🤖 AI Summary
Clinical data are inherently sparse, irregular, and modality-dependent, posing significant challenges for conventional foundation models in handling their incompleteness and uncertainty. This work proposes an uncertainty-aware medical foundation model that uniquely incorporates cognitive uncertainty modeling as a core inductive bias. Instead of point embeddings, the model represents patients through distributed latent states and leverages set-valued representations along with cross-modal consistency constraints to learn generalizable, invariant features. The framework integrates multimodal encoders with self-supervised objectives—combining reconstruction, contrastive alignment, and distributional regularization—to achieve substantial performance gains over strong baselines across diverse clinical tasks. Beyond improved predictive accuracy, the approach enhances robustness to missing data and provides better-calibrated uncertainty estimates.
📝 Abstract
Healthcare foundation models have largely followed paradigms from natural language processing and computer vision, emphasizing large scale pretraining and deterministic representations over heterogeneous clinical data.
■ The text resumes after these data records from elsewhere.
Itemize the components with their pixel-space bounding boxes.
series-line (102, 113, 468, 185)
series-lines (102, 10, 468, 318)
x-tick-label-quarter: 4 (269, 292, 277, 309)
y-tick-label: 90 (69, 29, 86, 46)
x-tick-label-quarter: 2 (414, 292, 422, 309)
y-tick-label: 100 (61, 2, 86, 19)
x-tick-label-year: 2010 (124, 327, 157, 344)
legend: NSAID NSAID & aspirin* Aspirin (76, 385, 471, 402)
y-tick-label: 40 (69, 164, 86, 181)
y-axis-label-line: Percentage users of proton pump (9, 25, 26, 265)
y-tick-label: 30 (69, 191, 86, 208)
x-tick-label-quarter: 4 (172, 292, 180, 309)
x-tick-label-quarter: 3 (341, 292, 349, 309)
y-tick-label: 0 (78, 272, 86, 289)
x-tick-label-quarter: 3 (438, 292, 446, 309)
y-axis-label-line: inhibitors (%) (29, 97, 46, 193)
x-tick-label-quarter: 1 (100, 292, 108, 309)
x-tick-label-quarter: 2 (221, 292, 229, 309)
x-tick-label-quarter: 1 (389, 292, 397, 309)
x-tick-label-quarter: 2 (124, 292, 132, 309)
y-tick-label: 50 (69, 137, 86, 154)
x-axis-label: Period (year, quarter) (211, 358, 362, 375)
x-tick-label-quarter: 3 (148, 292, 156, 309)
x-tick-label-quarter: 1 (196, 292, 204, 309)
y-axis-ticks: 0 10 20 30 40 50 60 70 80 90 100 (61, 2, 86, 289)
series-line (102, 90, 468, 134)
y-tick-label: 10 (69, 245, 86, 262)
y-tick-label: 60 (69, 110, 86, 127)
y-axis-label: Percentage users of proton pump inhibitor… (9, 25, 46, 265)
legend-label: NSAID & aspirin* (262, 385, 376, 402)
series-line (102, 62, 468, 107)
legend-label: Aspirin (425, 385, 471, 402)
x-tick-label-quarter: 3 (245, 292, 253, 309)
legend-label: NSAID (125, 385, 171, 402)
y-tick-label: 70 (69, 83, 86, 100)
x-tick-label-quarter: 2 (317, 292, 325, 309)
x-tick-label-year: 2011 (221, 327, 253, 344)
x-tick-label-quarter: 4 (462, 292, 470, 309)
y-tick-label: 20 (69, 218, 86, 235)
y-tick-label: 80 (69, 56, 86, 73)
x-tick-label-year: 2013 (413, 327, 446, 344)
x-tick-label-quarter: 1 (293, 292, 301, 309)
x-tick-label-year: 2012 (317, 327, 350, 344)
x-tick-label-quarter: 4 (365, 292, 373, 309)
However, clinical observations are inherently incomplete, reflecting sparse, irregular, and modality dependent measurements of an underlying physiologic state. In this work, we propose a framework for uncertainty aware foundation modeling that represents each patient not as a point embedding, but as a distribution over plausible latent states. By learning set valued representations and enforcing consistency across partial views of the same patient, the model captures what is invariantly inferable while explicitly encoding epistemic uncertainty. We integrate this formulation with multimodal encoders and scalable self supervised objectives, combining reconstruction, contrastive alignment, and distributional regularization. Across diverse clinical tasks, our approach improves predictive performance, robustness under missing data, and uncertainty calibration relative to strong baselines. These results suggest that modeling what is not observed rather than only what is constitutes a critical inductive bias for healthcare foundation models.